Literature in lockdown competition celebrates teens’ talents

Literature in lockdown competition celebrates teens’ talents

A new University of Cumbria competition launched to inspire young people during the coronavirus lockdown is celebrating the literary loves and talents of teenagers. 

English Literature senior lecturers, Dr Penny Bradshaw and Dr Paul Ferguson, developed ‘Reading During The Lockdown’, a competition for 16-18 year olds. 

Aimed at school and college students, the competition invited young people to submit a literary review of 1,000 words about a novel, short story, play, poem or collection of poems, exploring how and why their chosen text had a significant impact on them during lockdown. 

A judging panel of writing and literature tutors at the university recently selected Evan Carroll’s review of Infinite Jest by David Foster Wallace as the winning entry.  

Senior lecturer Dr Bradshaw revealed his success during a virtual visit to East Durham College’s Peterlee campus, where 18-year-old Evan is a sixth form student.  

Programme leader for the university’s BA English Literature degree, Dr Bradshaw said: “Since Lockdown began in March, it has been widely reported that there has been a rise in reading levels and of the beneficial effects of literature in supporting us through this difficult time. 

“We very much enjoyed reading the entries which demonstrated a breadth of talent. Evan’s review of Infinite Jest was thoughtful and well written. It really conveyed the potential of literature to speak to readers across time and place and delivered a compelling account of the powerful effects this particular novel had on him as a reader. 

“Congratulations to Evan. It was lovely to be able to reveal news of his win while I was delivering a virtual talk to students at East Durham College.” 

Evan Carroll said he felt ‘honoured’ winning the competition and thanked his English teacher and East Durham College for supporting him during lockdown and the competition. 

Evan said: “I put a great amount of effort and enjoyment into reading and writing about this book, so for my efforts to receive recognition from a great number of professionals is a great honour.  

“Literature is important to any society in that it diagnoses our problems and lays the foreground for us to solve them.

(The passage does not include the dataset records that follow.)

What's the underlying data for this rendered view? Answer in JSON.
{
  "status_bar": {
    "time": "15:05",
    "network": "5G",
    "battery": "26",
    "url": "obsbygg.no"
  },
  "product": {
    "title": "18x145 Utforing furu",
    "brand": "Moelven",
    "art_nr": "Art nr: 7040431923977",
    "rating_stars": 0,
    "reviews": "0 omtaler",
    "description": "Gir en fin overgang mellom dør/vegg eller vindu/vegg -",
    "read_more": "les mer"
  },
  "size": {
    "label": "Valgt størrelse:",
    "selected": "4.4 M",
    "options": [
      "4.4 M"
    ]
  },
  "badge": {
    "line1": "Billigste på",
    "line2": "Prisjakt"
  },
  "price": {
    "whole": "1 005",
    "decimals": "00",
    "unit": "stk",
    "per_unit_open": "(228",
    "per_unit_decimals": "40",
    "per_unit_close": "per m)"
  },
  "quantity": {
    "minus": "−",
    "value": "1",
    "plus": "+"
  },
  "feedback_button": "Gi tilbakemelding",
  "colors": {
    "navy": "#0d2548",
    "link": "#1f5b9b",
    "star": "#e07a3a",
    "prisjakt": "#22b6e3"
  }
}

That’s what makes a work of literature become such a large institution and become a cultural Zeitgeist.  

“The great works of literature must challenge you and provoke you as a reader to think about the world we live or once lived in and shatter all preconceived notions that you had, leaving in its wake an original, fresh perspective.” 

The English Literature degree is taught at the University of Cumbria’s Ambleside campus, situated in the Lake District National Park that is a UNESCO World Heritage Site. It is among the arts and creative programmes offered by the University of Cumbria’s Institute of the Arts.